Books of this type can be screwy, narcissistic and thin. But Herr captures the essence of Kubrick in this lucid, thrilling series of anecdotes about his relationship with one of the great directors.

Here he is, explaining how Kubrick’s mind worked:

“He had more compartments in his head than anyone I ever knew, he would open or close them selectively to the people he was working with, or to each of his friends; the one with the money in it, the one where he kept all his toys, the one where he kept his most personal things, like his hopes and his fears, that sort of thing, and whatever he loved most besides work, his family and friends, his dogs and cats. And however adroitly he manipulated the doors to those components, now open, now closed, essentially Stanley was a very open guy. Still, none of these compartments ever sprang open accidentally.

“Beyond those compartments, and governing them, was a capability to take his intelligence up or down as circumstances required, without ever being either obscure or patronizing, a rather beautiful quality of mind.”

Herr wrote this shortly after Kubrick died, in the aftermath of the swirling, negative shit-storm trashing Eyes Wide Shut—you’d have to have been there to really get a sense of it, the endless left-handed compliments as obituaries, brutal negating assessments of Kubrick’s entire body of work, through the prism of his final film.


I’ve always admired Kubrick. He resists easy interpretation, all of his movies are intriguing, but they aren’t so much of a piece that they are predictable or boring. I find Herr’s aggressive defense of Eyes Wide Shut to be an exhilarating piece of criticism. I think Eyes is a great film, too, and I didn’t quite understand people’s negative response to it. Paths of Glory remains one of my favorite films, as does The Shining. I’ve never forgotten 2001, even if it’s a brilliant slog at times, and I never forgot watching Barry Lyndon, either, perhaps the first “serious” movie I can remember watching.

Full Metal Jacket is wild, wooly, uncontrollable in a way, propulsive, devastating and then interrupted by that late ironic self-awareness—like Coppola shooting war footage on the beach in Apocalypse Now—that doesn’t quite work, but it remains like a scar in the mind of everyone who watches it.

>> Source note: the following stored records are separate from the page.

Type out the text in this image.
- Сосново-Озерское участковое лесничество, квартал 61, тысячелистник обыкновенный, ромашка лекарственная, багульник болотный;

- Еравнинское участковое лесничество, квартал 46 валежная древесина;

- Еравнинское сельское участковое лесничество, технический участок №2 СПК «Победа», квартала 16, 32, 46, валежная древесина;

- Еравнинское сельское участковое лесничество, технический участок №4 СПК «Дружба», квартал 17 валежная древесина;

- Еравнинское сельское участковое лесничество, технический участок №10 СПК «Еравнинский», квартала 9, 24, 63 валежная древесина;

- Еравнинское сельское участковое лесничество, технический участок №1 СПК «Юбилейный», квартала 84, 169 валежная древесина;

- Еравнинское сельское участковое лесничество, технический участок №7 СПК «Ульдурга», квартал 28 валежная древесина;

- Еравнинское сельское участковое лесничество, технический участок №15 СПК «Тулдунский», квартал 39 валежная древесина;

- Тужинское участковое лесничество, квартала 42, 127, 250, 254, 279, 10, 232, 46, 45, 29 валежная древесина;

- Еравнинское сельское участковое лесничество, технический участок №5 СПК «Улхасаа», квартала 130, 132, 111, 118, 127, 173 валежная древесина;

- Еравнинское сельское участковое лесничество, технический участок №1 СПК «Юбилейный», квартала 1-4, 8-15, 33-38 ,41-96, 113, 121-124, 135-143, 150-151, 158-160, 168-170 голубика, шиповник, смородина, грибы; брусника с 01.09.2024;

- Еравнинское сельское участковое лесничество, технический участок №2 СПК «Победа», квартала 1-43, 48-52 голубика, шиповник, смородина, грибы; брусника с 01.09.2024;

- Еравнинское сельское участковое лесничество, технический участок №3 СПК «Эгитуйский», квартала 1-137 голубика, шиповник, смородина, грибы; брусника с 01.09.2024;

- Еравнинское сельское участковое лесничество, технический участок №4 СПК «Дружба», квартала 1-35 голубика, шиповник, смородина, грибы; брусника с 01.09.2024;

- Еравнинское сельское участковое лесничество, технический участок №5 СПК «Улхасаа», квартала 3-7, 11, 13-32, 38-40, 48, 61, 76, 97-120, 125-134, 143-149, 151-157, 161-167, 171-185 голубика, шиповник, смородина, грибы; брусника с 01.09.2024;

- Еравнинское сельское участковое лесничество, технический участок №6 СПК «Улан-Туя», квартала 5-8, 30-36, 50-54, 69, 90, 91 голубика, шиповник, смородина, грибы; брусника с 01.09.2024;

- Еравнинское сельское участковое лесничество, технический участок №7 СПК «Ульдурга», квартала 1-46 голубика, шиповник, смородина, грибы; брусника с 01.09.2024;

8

I never forgot A Clockwork Orange or The Killing either. Orange in particular remains an unsettling experience, still shocking, oddly moral despite the claims to amorality.

His Lolita is fabulous, drawing all the dark humor out of the novel[1]. James Mason is revelatory as Humbert Humbert. And then there’s Dr. Strangelove, his oddest film in many ways, funny and serious, two films really, a slapstick comedy and an austere military procedural rattling around in the space between George C. Scott and Peter Sellers.

Why anyone dislikes Kubrick strikes me as bizarre. Herr’s essay rescues him from the calumny, the over-attention on his phobias, obsessions and mistreatment of actors—this last one particularly odd because he gets the best performance out of so many actors, including Shelly Duvall—and instead delivers a full view of one of America’s towering movie directors.


[1] Adrian Lynne’s version took all of the humor out.